If the writing strategy is deliberate, some discussion of this methodology is crucial, but is nowhere in evidence. One wonders, for example, about the compatibility between a taxonomic project such as the generation of a typology, and the play of contrastive writing; about its relevance to Gibson in particular; about the relationship between this superimposition of different theoretical models and, since Hoepker makes significant use of Fredric Jameson, Jamesonian “transcoding,” about the relative narrowness or breadth of the range of her selected texts; about the potential for theoretical texts to serve as a specialized kind of literature; about how this experiment would contribute to the staid postmodern trope of fragmentation; about how this methodology relates to Gibson’s heteroclite spaces particularly in their noted limitations (153, 207, 216) and to the Jamesonian “Utopian impulse” (163); and perhaps most importantly, about why one would want to conduct such an experiment. If the intention is to avoid a kind of coercive authoritativeness in criticism, then the experiment needs to at least consider the possibility that, after a generation of poststructuralist criticism, readers are likely already disinclined to regard critical studies in this manner.

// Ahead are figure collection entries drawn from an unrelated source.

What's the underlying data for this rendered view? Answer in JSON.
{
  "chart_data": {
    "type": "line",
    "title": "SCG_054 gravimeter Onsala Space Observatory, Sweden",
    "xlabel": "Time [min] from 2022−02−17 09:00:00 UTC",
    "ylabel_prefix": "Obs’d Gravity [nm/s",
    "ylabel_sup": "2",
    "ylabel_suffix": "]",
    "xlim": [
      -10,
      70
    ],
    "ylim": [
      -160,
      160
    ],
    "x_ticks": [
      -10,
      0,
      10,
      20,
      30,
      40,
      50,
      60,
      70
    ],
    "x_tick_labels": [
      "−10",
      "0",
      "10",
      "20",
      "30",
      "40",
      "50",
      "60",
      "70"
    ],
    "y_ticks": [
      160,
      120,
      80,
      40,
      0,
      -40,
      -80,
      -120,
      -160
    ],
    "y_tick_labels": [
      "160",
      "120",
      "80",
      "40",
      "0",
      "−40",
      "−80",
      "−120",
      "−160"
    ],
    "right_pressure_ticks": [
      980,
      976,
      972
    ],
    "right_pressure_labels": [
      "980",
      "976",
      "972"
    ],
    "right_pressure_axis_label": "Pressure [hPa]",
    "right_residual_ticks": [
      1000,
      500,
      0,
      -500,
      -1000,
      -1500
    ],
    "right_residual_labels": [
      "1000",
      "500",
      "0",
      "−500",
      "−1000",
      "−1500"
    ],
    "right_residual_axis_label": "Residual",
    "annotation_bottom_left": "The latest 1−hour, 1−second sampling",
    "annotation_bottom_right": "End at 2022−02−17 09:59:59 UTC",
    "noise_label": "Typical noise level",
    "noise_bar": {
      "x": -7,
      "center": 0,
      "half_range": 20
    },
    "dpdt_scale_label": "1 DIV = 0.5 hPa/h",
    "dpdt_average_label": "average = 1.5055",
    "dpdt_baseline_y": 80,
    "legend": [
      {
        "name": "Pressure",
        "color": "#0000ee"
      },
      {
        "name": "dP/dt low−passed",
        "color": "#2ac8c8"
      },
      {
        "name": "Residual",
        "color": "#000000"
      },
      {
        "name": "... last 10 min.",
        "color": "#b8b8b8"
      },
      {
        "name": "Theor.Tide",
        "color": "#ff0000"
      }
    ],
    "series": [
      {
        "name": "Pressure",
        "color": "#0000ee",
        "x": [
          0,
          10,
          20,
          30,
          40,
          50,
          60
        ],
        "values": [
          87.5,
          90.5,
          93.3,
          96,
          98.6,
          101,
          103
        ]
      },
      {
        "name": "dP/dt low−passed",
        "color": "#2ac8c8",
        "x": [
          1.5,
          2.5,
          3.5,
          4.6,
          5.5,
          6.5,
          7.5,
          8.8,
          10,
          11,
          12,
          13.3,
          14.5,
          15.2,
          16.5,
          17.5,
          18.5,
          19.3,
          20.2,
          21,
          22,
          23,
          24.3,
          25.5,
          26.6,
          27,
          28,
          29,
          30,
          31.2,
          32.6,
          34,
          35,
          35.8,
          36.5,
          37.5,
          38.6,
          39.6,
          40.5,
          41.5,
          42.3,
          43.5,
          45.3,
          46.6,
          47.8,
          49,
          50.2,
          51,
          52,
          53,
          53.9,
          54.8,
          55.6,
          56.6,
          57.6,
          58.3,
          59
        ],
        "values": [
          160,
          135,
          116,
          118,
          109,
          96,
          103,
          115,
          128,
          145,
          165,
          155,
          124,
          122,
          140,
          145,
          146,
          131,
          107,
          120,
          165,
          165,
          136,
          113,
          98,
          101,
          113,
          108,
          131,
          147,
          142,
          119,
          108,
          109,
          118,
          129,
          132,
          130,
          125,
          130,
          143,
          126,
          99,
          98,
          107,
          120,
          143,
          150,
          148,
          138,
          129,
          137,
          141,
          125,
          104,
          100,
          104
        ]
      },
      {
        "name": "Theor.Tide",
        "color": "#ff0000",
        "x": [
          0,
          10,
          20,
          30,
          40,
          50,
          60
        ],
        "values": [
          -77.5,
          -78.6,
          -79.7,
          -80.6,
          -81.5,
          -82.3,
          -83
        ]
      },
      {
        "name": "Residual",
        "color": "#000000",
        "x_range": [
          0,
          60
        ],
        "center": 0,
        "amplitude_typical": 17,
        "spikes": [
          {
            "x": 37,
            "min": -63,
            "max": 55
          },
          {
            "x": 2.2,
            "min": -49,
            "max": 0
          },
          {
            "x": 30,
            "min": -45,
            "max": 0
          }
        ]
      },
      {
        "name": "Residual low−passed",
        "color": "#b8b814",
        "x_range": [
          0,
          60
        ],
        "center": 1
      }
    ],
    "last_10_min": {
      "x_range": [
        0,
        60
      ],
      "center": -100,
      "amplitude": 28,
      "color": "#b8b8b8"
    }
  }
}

Second, No Maps for These Territories contains so many errors that it becomes very difficult to trust the writing. Instead, one cannot help but suspect that perhaps the fragmentation is actually the result of error, and the sense that it might be by design comes to seem like an alibi. The volume teems with mistakes, from missing punctuation, to incompletely revised sentences, to variations in the spelling of a name or a term often on a single page (150, 202), to inconsistent page references and inaccurate quotations, to faulty syntax, to sudden changes of verb tense, to inconsistent capitalization (that, for example, contribute to the confusion between sprawl and the Sprawl), to incompletely revised and incoherent sentences, to simple typos, and more. It requires significant faith to believe that a study this unreliable at the level of simple writing is reliable conceptually.
In the end, it is unfortunate that while this study amasses such a prodigious arsenal of research, it does not go as far as it could beyond that first act of collection.
This work would benefit greatly from a reorganization and correction of its contents, a thorough exploration of the implications of its observations, and a clarification and thorough consideration of its methodology. Given that I spent much of my time completing or inferring ideas, analyses, and logical connections between sections and chapters, I can only say that, in its current form, No Maps for These Territories either demands much of readers for uncertain returns beyond, perhaps, what those readers themselves might bring; or it demands nothing of them beyond a bearing witness to its play.